Sin embargo, su imagen en el espejo no le trasmitía la
habitual dosis de narcisismo que siempre le solía regalar. Estaba preocupada con
lo que le había escuchado a su esposo, y aunque sabía que no debía, ya que él le
había dicho también que sabía lo que se hacía, le era imposible no estarlo.
El timbre de la puerta sonó con la fuerza de mil cañones, o
al menos eso le pareció a ella, sacándola de su sopor. Se giró para ir a abrir
mientras su esposo, que acababa de llegar para ajustarse el nudo de la corbata,
le daba un suave beso en la mejilla diciéndole lo guapa que estaba como si no
pasara nada.
Luis apareció al otro lado de la puerta con su eterna cara de
niño malo. Sonrió a sus dos anfitriones y pasó a dentro del amplio piso de la
pareja. Le dio un abrazo a su esposo y luego, con un tono jocoso, tomó la mano
de Laura y le dio un sonoro beso en los delicados nudillos de la mujer.
Tal vez el beso le pasara desapercibido a su marido, pero
ella pudo notar claramente como Luis, aprovechando la excusa, le dirigía una
caprichosa mirada a su escote mientras se agachaba para besarla.
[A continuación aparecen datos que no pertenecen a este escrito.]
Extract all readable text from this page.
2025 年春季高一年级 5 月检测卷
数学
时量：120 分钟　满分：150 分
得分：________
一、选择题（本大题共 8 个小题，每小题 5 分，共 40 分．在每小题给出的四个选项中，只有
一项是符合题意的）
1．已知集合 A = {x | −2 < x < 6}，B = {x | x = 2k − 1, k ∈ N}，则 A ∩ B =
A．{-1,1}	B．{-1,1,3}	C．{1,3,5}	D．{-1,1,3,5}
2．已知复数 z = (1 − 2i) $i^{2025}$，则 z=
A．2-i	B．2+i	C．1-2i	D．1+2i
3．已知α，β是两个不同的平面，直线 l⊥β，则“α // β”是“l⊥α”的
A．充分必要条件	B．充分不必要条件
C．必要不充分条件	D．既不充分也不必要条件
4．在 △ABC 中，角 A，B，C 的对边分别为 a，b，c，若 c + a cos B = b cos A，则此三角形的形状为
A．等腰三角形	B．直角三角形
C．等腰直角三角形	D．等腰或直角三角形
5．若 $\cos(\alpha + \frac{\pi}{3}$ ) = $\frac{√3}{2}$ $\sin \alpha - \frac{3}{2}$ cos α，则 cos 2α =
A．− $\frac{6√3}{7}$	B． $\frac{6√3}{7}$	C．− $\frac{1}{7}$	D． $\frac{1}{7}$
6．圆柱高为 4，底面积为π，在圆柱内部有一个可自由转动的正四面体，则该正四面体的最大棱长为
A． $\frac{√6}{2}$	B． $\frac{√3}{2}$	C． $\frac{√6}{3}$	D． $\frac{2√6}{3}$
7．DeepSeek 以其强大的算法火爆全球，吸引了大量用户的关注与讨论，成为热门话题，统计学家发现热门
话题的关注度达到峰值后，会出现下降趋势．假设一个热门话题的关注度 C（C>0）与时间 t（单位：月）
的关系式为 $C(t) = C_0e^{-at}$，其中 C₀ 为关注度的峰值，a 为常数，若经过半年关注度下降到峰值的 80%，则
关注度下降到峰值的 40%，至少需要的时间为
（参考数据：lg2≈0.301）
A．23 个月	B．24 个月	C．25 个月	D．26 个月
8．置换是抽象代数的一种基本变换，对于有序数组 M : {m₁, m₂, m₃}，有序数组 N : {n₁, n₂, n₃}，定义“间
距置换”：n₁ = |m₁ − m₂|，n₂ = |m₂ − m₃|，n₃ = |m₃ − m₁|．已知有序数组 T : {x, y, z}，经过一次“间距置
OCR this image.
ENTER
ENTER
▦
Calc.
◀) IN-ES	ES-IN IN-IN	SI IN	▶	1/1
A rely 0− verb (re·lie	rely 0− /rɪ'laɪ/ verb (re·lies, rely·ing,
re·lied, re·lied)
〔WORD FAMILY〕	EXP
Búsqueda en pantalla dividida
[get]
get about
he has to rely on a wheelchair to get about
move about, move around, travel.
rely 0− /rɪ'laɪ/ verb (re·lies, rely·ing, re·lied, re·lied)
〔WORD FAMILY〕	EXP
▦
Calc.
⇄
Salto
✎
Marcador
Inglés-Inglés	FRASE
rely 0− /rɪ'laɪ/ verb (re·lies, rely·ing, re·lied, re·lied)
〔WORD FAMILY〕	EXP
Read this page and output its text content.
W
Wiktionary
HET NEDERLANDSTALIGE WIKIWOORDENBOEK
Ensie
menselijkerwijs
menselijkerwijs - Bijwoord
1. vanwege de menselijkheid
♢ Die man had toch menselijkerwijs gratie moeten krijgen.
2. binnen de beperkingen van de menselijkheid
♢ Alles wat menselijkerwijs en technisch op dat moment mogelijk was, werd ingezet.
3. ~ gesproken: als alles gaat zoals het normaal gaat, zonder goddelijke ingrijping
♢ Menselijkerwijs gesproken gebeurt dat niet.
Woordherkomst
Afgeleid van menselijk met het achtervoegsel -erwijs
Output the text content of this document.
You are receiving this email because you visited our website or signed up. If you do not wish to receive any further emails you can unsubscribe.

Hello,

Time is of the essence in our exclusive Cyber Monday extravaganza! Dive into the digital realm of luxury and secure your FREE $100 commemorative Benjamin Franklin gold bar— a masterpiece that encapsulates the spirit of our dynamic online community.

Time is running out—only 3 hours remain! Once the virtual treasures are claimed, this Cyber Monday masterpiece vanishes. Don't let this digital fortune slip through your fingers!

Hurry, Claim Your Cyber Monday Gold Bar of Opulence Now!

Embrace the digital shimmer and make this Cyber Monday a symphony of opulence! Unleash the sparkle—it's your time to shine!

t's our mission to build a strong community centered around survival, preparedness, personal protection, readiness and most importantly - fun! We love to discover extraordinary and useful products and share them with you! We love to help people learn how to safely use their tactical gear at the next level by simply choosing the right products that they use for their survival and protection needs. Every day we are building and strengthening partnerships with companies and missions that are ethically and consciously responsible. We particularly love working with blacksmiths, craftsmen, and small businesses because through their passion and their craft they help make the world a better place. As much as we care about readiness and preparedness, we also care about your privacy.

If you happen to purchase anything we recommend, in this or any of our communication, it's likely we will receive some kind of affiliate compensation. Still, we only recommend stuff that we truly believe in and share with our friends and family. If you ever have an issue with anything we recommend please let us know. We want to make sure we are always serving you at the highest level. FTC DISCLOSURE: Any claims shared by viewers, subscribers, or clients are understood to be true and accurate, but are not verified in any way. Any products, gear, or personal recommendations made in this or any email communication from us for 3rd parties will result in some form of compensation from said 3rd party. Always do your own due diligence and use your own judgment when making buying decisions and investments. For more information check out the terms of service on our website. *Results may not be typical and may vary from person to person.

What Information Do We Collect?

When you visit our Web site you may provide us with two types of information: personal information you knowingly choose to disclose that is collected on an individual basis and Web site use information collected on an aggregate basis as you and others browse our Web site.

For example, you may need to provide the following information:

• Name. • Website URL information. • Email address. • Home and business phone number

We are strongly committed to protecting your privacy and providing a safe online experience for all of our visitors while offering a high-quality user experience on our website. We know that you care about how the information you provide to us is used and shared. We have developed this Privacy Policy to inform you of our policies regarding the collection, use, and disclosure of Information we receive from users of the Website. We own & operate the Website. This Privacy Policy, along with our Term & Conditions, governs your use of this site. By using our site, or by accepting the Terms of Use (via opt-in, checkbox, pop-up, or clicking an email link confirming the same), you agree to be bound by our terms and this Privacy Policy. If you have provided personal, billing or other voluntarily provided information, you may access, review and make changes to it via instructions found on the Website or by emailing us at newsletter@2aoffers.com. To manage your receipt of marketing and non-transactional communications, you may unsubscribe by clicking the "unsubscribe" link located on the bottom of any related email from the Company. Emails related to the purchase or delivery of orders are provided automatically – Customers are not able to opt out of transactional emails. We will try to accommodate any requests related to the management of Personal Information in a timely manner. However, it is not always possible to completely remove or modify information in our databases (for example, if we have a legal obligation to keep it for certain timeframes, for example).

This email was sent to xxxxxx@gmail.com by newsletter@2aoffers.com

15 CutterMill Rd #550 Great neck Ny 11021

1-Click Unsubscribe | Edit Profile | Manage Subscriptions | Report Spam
Y sobretodo
como empleaba la lengua y no los labios para darle el ósculo, dejando sobre su
mano una sensación de horrorosa humedad.
Ella encajó el golpe lo mejor que pudo. Conocía ya de sobra
la fama de bromista de Luis. Pensó que lo que debía hacer era tranquilizarse y
esperar a que viniesen las otras dos parejas ya que entonces todo sería más
ameno.
De nuevo sonó el timbre: esta vez era Andrés, que venía
curiosamente solo.
Lo siento chicos, pero Marta no puede venir: tiene dolor de
cabeza. –Dijo excusándose.
No pasa nada, que se le va a hacer.
La voz de su esposo sonó sumamente tranquila. Evidentemente,
pensó Laura, al él le importaba poco que no fuese su amigo quien fallara, sino
la amiga de su mujer. Bueno, al menos quedaba Ana.
Hola queridos. Ana no ha podido venir porque le dolía la
cabeza. Me ha pedido que me disculpe por ella, pero es que dice que está fatal.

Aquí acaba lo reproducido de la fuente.